Estão dadas as condições ideais para o Brasil enfrentar um dos crimes que mais afetam nosso desenvolvimento: o contrabando. Dados do Fórum Nacional Contra a Pirataria e a Ilegalidade (FNCP) mostram que, em 2022, o País perdeu R$ 410 bilhões entre evasão fiscal e prejuízos em 14 setores da indústria com o mercado ilegal. E a lógica para tamanha eficiência desse tipo de crime passa pelo mau uso do sistema tributário. A disparidade de tributos entre Brasil e Paraguai, por exemplo, é um dos atrativos para a atividade ilegal, por isso o fluxo entre os países é tão grande.
O cigarro falso, item mais apreendido pela Receita Federal, representa bem essa disparidade. Por aqui os impostos ficam entre 70% e 90%, no país vizinho a taxa média é de 13%.
Especialistas apontam que a vantagem econômica faz o crime crescer. É nesse contexto que entra na pauta da Reforma Tributária o mercado ilícito. Além da substituição de cinco impostos pelo modelo de IVA dual, a PEC 45/2019 prevê um Imposto Seletivo.

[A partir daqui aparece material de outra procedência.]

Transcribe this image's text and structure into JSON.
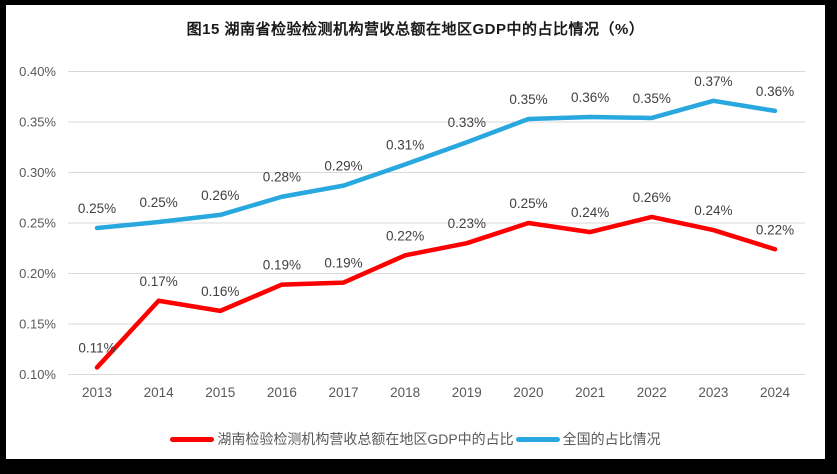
{
  "title": "图15 湖南省检验检测机构营收总额在地区GDP中的占比情况（%）",
  "chart_data": {
    "type": "line",
    "title": "图15 湖南省检验检测机构营收总额在地区GDP中的占比情况（%）",
    "categories": [
      "2013",
      "2014",
      "2015",
      "2016",
      "2017",
      "2018",
      "2019",
      "2020",
      "2021",
      "2022",
      "2023",
      "2024"
    ],
    "series": [
      {
        "name": "湖南检验检测机构营收总额在地区GDP中的占比",
        "color": "#FE0000",
        "values": [
          0.11,
          0.17,
          0.16,
          0.19,
          0.19,
          0.22,
          0.23,
          0.25,
          0.24,
          0.26,
          0.24,
          0.22
        ],
        "labels": [
          "0.11%",
          "0.17%",
          "0.16%",
          "0.19%",
          "0.19%",
          "0.22%",
          "0.23%",
          "0.25%",
          "0.24%",
          "0.26%",
          "0.24%",
          "0.22%"
        ],
        "values_precise": [
          0.107,
          0.173,
          0.163,
          0.189,
          0.191,
          0.218,
          0.23,
          0.25,
          0.241,
          0.256,
          0.243,
          0.224
        ]
      },
      {
        "name": "全国的占比情况",
        "color": "#29A8DF",
        "values": [
          0.25,
          0.25,
          0.26,
          0.28,
          0.29,
          0.31,
          0.33,
          0.35,
          0.36,
          0.35,
          0.37,
          0.36
        ],
        "labels": [
          "0.25%",
          "0.25%",
          "0.26%",
          "0.28%",
          "0.29%",
          "0.31%",
          "0.33%",
          "0.35%",
          "0.36%",
          "0.35%",
          "0.37%",
          "0.36%"
        ],
        "values_precise": [
          0.245,
          0.251,
          0.258,
          0.276,
          0.287,
          0.308,
          0.33,
          0.353,
          0.355,
          0.354,
          0.371,
          0.361
        ]
      }
    ],
    "xlabel": "",
    "ylabel": "",
    "ylim": [
      0.1,
      0.4
    ],
    "ytick_step": 0.05,
    "yticks": [
      "0.40%",
      "0.35%",
      "0.30%",
      "0.25%",
      "0.20%",
      "0.15%",
      "0.10%"
    ],
    "grid": true,
    "legend_position": "bottom",
    "colors": {
      "grid": "#D9D9D9",
      "axis_text": "#595959",
      "data_label_text": "#404040",
      "background": "#FFFFFF",
      "frame_border": "#000000"
    }
  }
}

De acordo com o texto, ele incidirá sobre produtos prejudiciais à saúde e ao meio ambiente — o rol de produtos e as alíquotas ainda estão indefinidos, dependendo de uma lei complementar. A intenção dos congressistas é subir o preço dos produtos para diminuir o consumo.
Mas essa lógica, segundo especialistas, já se provou falha. Em agosto, durante seminário em Brasília, o senador Efraim Filho, relator do Grupo de Trabalho da reforma no Senado, se manifestou contra aumento de carga via Imposto Seletivo.
“Qual é o problema que tá posto? Se você majorar, quanto maior a diferença maior o atrativo pra contrabandear”, disse. “O grande problema é que você concorre contra quem sonega, contra quem não paga nada. E quanto mais essa margem aumenta, mais atrativo é comprar o ilegal.”
Outro agravante na questão é que, segundo o Ipec, consultoria especializada no mercado consumidor brasileiro, o crime organizado domina 41% do comércio ilegal de cigarros.
- 13% é o imposto médio pago no cigarro no Paraguai. No brasil a alíquota varia entre 70% e 90%
- 57% é a fatia do comércio ilegal de cigarros no mercado brasileiro até 2019, em 2015 a participação era de 39%
Preço x consumo
Pery Shikida, professor da Unioeste, em parceria com Mário Margarido e Daniel Komesu, acompanhou a evolução desse segmento no estudo Elasticidades no Mercado Brasileiro de Cigarros. Segundo Shikida, o aumento de impostos, no período estudado, provocou diminuição de arrecadação.
“O imposto mais caro para cigarros foi responsável pela queda de 1,39% ao ano”, afirmou. “Apesar da maior incidência de tributos sobre os cigarros, que subiu 67% no período de janeiro de 2012 a setembro de 2021, a arrecadação registrou uma tendência de queda ano a ano a partir de 2014.”
Paralelamente houve “aumento da participação do mercado ilícito do produto no País, que cresceu, em média, 8,79% ao ano”. A lógica, de acordo com Shikida, é simples: aumento de preço não inibe consumo. Isso porque o consumidor tem à disposição o ilegal: mais barato e acessível. O que acontece, portanto, é uma migração.
Senador afirma que precisa haver redução de impostos nos itens originais para que os produtos falsos não tenham ainda mais vantagens econômicas
Nos últimos 11 anos, os dados mostram que foram mais de R$ 94 bilhões de perdas em evasão fiscal. A participação do comércio ilegal de cigarros passou de 39% (em 2015) para 57% (2019).
O presidente do Fórum Nacional de Combate à Pirataria e à Ilegalidade, Edson Vismona, corrobora as conclusões de Shikida.
“O modelo tributário é uma ferramenta capaz de enfraquecer o contrabando, desde que não onere ainda mais os produtos brasileiros.”
Edson Vismona, do Fórum Nacional de Combate à Pirataria e à Ilegalidade
Ele diz que a mercadoria fabricada no Brasil e o produto importado legalmente não podem ter aumento de impostos. “Se aumentar, o contrabando se favorece imediatamente. O ilegal ganha competitividade e será muito mais favorável à sua venda.”
Segundo Vismona, é inegável que a luta passa pelo combate à oferta e demanda do cigarro ilícito, “e a oferta é enfrentada através da repressão, ao impedir a circulação de produtos ilegais”.
E acrescenta que o contrabando é dominado pelo crime organizado e milícias. “Por isso, não é inteligente que o combate seja feito unicamente pela repressão. Para diminuir a atratividade dos produtos ilegais a questão tributária é imprescindível.” No mundo moderno isso significa quebrar o crime sendo mais inteligente que ele.